Others professionals characterize the disorder based on the particular academic area where disability exists, such as reading disabilities, also known as dyslexia. However, within the dyslexia category, reading problems are broken down into auditory-linguistic dyslexia, (characterized by deficits in auditory short term memory, sound blending, sound discrimination, spelling, and sequencing) and Visual-Spatial dyslexia, demonstrating difficulties with visual memory, visual discrimination, visual analysis and synthesis, letter/word reversal, and sequencing of letters.

Learning disabilities can also be classified into a variety of different domains. The two most commonly referred to domains of difficulty include perceptual-organization problems and information processing problems. Perceptual-organizational problems typically involve difficulties in discrimination, identification, association, sequential ordering, visual- perception, visual-spatial reasoning, and analytic thinking to identify part to whole relationships. Information processing difficulties typically reflect problems in one or more kinds of cognitive processing areas, such as short term memory, long term memory, attentional problems, word retrieval, and problems with organization and categorization of verbal and non-verbal material. These different domains and subtypes are further complicated by the fact that they often overlap and co-occur.

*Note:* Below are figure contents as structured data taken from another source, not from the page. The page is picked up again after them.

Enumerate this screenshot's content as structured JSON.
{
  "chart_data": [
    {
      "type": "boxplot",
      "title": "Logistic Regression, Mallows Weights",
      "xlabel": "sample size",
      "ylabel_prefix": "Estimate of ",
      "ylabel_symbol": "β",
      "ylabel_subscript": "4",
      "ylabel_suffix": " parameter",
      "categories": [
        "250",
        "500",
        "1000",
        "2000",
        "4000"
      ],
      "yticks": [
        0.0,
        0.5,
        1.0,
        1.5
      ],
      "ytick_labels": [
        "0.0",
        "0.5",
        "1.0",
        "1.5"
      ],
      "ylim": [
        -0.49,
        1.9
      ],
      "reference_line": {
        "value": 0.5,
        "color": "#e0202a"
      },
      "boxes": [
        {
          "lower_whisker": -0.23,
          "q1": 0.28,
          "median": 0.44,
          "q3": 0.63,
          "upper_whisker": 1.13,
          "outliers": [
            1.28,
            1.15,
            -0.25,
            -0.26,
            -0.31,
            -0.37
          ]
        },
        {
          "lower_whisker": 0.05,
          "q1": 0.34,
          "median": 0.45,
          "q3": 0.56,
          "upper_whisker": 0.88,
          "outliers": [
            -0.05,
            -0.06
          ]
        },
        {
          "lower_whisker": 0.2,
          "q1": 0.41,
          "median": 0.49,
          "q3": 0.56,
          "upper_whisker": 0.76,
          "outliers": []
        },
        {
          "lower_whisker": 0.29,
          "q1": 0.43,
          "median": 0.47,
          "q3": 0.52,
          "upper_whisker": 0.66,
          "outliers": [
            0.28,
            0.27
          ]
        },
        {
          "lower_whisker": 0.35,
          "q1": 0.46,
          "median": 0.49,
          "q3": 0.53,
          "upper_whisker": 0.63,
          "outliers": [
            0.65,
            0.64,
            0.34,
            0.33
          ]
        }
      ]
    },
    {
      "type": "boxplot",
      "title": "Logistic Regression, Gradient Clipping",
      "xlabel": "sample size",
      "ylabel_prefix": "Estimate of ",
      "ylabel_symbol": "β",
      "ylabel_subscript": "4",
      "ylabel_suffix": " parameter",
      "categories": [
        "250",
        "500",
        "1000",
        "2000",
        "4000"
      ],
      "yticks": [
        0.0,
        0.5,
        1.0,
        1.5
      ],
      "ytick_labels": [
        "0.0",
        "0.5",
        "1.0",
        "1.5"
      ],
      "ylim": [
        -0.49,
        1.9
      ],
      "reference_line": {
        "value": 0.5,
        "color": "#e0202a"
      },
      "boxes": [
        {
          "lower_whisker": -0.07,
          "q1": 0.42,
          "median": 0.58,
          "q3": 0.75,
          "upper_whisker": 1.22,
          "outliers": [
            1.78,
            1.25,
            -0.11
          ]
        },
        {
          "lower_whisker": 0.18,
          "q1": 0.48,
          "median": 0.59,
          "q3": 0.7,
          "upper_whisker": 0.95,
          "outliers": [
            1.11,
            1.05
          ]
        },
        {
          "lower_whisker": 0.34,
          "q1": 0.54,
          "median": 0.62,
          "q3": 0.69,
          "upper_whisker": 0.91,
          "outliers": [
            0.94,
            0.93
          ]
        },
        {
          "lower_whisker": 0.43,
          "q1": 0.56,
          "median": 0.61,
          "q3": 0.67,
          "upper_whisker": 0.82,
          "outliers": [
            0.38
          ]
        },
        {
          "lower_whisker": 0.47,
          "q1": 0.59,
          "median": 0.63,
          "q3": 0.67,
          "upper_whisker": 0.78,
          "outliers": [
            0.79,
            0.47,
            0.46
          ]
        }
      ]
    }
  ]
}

The causes of learning disabilities are most often assumed to be a result of some biological limitation or deficit. Biologic deficits or limitations are usually caused either by neurologic accident or event (e.g., complications at birth, anoxia, seizures, lead ingestion, etc.) and often result in hard to identify neurological abnormalities which show themselves only in terms of learning disabilities and occasionally on highly discriminating neuropsychological tests. It is also known that adults with learning disabilities who may have a familial or genetic basis for these difficulties have children who experience learning disabilities at a higher rate than parents who themselves are without learning difficulties. Therefore, it is believed, in the absence of some traumatic event, that genetics play a primary role in the development of learning deficits.